The decline in Hong Kong retail sales in March 2014 and lower tourist arrivals from mainland China during the May Golden Week holiday are clear signals that retail property rents in Hong Kong, especially those at the prime street level, face mounting downward pressure.
Hong Kong retail sales fell 1.3% year-on-year in March 2014, the first decline since August 2009. This excludes the decline in February 2014 as sales in the first two months of the year are usually combined to remove the impact from the Chinese New Year festivities.
The fall was driven by items commonly purchased by mainland shoppers, such as electrical goods and luxury products.
During the first three days of the Golden Week holiday at the start of May 2014, mainland tourist arrivals in Hong Kong unexpectedly fell 1.6% year-on-year, declining for the first time since 2003 when individual tourists from China were allowed to visit.
The Hong Kong retail sector has been beset by challenges, including the economic slowdown in China, a frugality campaign by the central Chinese government to rein in spending, the increasing proportion of mainland tourists from lower-tier cities and a subdued residential property market in Hong Kong.
We expect the decline in retail sales to accelerate in the second quarter, because sales a year earlier were boosted by a gold-buying binge that took advantage of a drop in gold prices.
The main contributor to the fall in retail sales in Hong Kong this time is the drop in spending by mainland tourists, compared with the contraction in domestic consumption that drove the decline in 2009.
If retail sales continue to soften for a considerable amount of time, though, domestic consumption could be dampened because the unemployment rate may rise.
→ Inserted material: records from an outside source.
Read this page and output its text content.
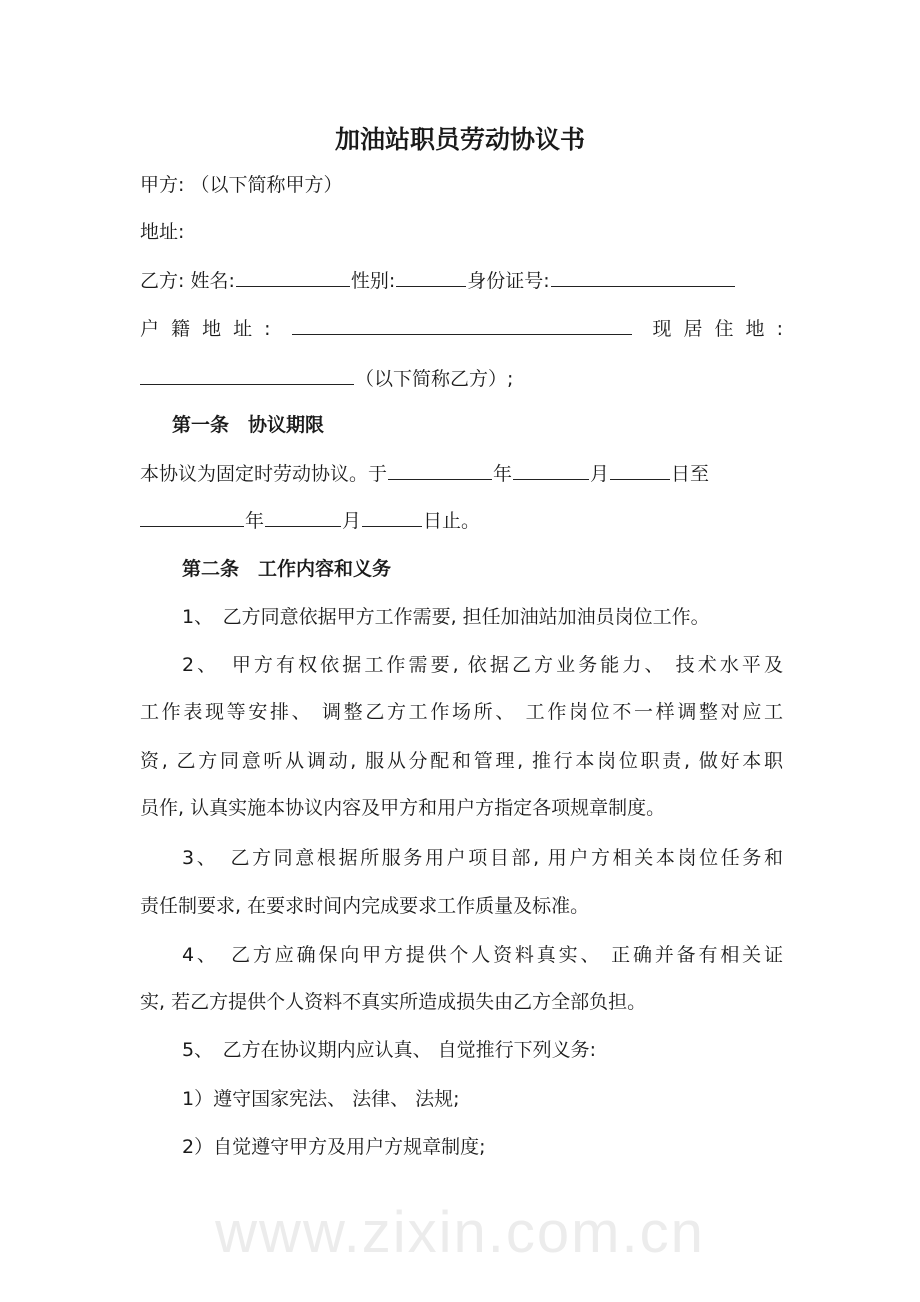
www.zixin.com.cn
加油站职员劳动协议书
甲方: （以下简称甲方）
地址:
乙方: 姓名:	性别:	身份证号:
户 籍 地 址 :	现 居 住 地 :
（以下简称乙方）;
第一条　协议期限
本协议为固定时劳动协议。于	年	月	日至
年	月	日止。
第二条　工作内容和义务
1、　乙方同意依据甲方工作需要, 担任加油站加油员岗位工作。
2、　甲方有权依据工作需要, 依据乙方业务能力、 技术水平及
工作表现等安排、 调整乙方工作场所、 工作岗位不一样调整对应工
资, 乙方同意听从调动, 服从分配和管理, 推行本岗位职责, 做好本职
员作, 认真实施本协议内容及甲方和用户方指定各项规章制度。
3、　乙方同意根据所服务用户项目部, 用户方相关本岗位任务和
责任制要求, 在要求时间内完成要求工作质量及标准。
4、　乙方应确保向甲方提供个人资料真实、 正确并备有相关证
实, 若乙方提供个人资料不真实所造成损失由乙方全部负担。
5、　乙方在协议期内应认真、 自觉推行下列义务:
1）遵守国家宪法、 法律、 法规;
2）自觉遵守甲方及用户方规章制度;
We expect retailers, especially those targeting mainland tourists, to delay or halt expansion. Prime street level retailers are being hit by both lower sales and already high rental expenses.
Rentals at prime street level shops catering to mainland tourists, particularly those selling luxury items, may face significant downward pressure.
Shopping malls, with their balanced mix of tenants, are better-placed to mitigate the negative impact of lower spending from mainland tourists.
We forecast that shopping mall spot rents to remain flat or grow marginally this year. Hence, positive rental reversion is still achievable for malls in 2014, though it will not be as strong as in the previous year.
The credit profiles of Hong Kong property investment companies will remain robust, although their rental revenue growth will inevitably slow down in 2014.